We’ve not had a high-profile, Tom Clancy-esque espionage thriller since the COVID lockdown began last year, and they’ve been missed.
Too bad this one — debuting on Amazon Prime — isn’t more promising.
After learning more about CIA agent Robert Ritter's (Jamie Bell, left) duplicity, John Kelly (Michael B. Jordan) gets understandably hot under the collar. |
It’s not merely that the clumsy, muddled Taylor Sheridan/Will Stapes script has virtually nothing to do with Clancy’s 1993 thriller, beyond swiping its title. Director Stefano Sollima and cinematographer Philippe Rousselot compound the problem by staging many of the melees and action sequences in dark-dark-dark settings, so it’s often difficult to discern good guys from bad guys, and who’s doing what to whom.
I’ve always regarded that as a lazy affectation; it’s also irritating.
And a shame, because this film does offer solid acting talent and — in fairness to Sheridan and Stapes — reasonably engaging supporting players.
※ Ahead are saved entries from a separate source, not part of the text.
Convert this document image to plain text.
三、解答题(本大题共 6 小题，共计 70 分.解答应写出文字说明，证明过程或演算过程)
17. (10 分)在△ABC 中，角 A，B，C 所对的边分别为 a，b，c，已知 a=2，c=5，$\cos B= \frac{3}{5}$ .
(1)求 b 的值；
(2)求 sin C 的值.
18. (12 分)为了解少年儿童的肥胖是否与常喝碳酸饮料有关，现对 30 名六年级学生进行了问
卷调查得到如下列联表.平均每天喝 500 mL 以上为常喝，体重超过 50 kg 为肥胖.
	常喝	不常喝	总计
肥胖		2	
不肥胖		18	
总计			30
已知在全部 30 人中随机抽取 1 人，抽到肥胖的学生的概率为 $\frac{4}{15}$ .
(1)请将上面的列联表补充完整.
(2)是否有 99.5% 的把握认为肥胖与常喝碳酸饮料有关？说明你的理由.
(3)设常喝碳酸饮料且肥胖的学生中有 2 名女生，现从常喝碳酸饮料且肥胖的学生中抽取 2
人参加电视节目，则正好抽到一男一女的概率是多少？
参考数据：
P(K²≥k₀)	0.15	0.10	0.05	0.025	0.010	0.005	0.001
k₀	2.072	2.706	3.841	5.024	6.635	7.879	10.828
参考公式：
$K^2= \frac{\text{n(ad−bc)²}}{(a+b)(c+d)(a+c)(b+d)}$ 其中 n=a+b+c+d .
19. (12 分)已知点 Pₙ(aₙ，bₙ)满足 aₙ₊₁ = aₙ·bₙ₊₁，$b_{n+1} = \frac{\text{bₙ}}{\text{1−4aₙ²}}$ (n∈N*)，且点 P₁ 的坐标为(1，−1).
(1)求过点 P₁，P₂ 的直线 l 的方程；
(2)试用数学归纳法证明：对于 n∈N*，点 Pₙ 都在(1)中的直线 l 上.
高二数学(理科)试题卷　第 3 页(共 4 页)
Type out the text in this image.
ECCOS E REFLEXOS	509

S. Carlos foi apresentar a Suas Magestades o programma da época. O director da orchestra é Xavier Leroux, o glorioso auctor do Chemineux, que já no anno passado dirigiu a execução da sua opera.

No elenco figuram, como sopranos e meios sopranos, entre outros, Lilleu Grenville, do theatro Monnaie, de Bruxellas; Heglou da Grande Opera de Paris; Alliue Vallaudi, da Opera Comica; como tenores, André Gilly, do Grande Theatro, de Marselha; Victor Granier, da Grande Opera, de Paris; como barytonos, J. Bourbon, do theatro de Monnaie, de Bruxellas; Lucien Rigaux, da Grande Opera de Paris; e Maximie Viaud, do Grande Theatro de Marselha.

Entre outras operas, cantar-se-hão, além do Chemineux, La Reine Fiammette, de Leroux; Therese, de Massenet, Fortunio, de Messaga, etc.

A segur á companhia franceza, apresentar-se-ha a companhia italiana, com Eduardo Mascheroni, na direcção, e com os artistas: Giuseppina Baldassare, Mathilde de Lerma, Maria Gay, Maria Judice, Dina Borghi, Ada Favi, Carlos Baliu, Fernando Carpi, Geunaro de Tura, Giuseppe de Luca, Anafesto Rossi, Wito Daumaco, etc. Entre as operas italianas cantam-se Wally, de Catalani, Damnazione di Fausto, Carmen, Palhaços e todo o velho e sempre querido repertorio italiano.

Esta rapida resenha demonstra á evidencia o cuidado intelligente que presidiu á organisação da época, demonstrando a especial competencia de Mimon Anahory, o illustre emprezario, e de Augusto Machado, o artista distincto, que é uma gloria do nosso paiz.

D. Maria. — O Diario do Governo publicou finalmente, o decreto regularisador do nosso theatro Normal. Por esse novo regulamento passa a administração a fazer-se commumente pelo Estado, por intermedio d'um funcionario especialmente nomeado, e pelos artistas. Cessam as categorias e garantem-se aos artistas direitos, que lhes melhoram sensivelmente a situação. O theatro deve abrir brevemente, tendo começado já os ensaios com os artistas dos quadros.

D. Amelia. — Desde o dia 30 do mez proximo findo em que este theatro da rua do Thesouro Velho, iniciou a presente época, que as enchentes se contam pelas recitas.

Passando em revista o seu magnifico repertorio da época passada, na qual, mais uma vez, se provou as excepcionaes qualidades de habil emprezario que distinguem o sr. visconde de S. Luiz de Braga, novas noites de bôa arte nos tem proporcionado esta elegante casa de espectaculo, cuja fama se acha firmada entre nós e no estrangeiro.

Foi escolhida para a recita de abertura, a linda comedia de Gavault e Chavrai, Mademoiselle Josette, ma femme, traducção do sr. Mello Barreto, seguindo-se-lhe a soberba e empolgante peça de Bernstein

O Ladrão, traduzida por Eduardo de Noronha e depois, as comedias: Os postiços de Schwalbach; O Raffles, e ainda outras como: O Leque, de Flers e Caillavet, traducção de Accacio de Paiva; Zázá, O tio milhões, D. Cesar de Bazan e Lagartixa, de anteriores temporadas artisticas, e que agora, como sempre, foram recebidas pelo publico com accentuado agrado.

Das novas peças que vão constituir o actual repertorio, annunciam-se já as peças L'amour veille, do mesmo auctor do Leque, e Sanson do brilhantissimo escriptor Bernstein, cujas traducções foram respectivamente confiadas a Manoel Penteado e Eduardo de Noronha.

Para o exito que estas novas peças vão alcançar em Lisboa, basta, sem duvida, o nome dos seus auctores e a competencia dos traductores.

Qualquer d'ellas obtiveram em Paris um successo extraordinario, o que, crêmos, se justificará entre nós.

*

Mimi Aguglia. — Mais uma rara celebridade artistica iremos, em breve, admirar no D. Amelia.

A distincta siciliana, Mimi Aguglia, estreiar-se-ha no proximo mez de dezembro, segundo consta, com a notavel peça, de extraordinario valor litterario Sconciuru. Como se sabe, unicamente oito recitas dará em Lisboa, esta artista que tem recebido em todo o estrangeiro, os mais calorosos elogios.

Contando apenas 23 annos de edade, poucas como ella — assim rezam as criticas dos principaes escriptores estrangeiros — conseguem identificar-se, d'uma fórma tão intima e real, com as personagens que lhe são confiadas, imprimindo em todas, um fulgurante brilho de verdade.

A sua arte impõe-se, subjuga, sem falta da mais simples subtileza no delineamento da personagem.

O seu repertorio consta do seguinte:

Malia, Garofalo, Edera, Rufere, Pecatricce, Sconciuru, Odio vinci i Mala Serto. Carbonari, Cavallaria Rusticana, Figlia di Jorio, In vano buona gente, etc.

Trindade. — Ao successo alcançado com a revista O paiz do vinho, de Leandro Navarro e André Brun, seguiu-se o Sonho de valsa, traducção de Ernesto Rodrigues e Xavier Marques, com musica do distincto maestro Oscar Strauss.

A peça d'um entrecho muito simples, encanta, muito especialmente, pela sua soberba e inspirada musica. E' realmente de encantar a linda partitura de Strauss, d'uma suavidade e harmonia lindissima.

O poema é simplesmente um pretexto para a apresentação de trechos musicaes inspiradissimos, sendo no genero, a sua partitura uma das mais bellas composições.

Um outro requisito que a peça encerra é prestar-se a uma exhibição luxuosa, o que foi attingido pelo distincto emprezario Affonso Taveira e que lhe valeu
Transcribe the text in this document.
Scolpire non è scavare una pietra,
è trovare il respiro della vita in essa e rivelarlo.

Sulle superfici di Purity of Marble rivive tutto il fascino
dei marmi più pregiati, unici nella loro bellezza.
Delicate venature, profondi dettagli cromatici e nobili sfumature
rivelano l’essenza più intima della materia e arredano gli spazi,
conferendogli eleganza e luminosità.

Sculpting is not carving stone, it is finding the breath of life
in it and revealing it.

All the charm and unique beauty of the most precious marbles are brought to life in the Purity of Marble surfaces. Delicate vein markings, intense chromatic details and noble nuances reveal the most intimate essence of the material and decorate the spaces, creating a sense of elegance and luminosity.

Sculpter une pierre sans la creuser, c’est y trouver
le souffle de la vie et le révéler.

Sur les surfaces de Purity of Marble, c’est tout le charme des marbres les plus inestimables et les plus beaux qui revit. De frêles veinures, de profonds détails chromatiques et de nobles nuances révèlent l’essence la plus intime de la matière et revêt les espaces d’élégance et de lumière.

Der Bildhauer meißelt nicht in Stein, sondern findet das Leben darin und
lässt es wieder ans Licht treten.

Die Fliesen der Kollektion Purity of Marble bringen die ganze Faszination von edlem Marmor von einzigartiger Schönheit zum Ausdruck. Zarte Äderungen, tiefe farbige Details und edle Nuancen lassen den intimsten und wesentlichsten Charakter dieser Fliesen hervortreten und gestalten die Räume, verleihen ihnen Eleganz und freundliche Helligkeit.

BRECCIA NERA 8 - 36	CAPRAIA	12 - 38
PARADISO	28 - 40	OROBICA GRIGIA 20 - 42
Events begin in war-torn Syria, where John Kelly (Jordan) leads a team of Navy SEALs on a covert mission to rescue a captured CIA operative. But the CIA spook calling the shots — Jamie Bell, as Robert Ritter — has been less than candid; to Kelly’s dismay, he realizes they’ve invaded a nest of Russian mercenaries.
Later, back in the States, revenge comes swiftly; several members of Kelly’s team are murdered by masked Russian assassins, and he barely escapes with his own life.
While he convalesces and re-builds his strength via intense physical therapy, Kelly’s friend and former SEAL team member, Lt. Commander Karen Greer (Jodie Turner-Smith) meets with Ritter and U.S. Secretary of Defense Thomas Clay (Guy Pearce), for what she expects will be a discussion of response options. To her dismay, Ritter insists that nothing be done; the situation now is “tit for tat,” which is where it should be left.
Raise your hand, if you think Kelly won’t settle for that.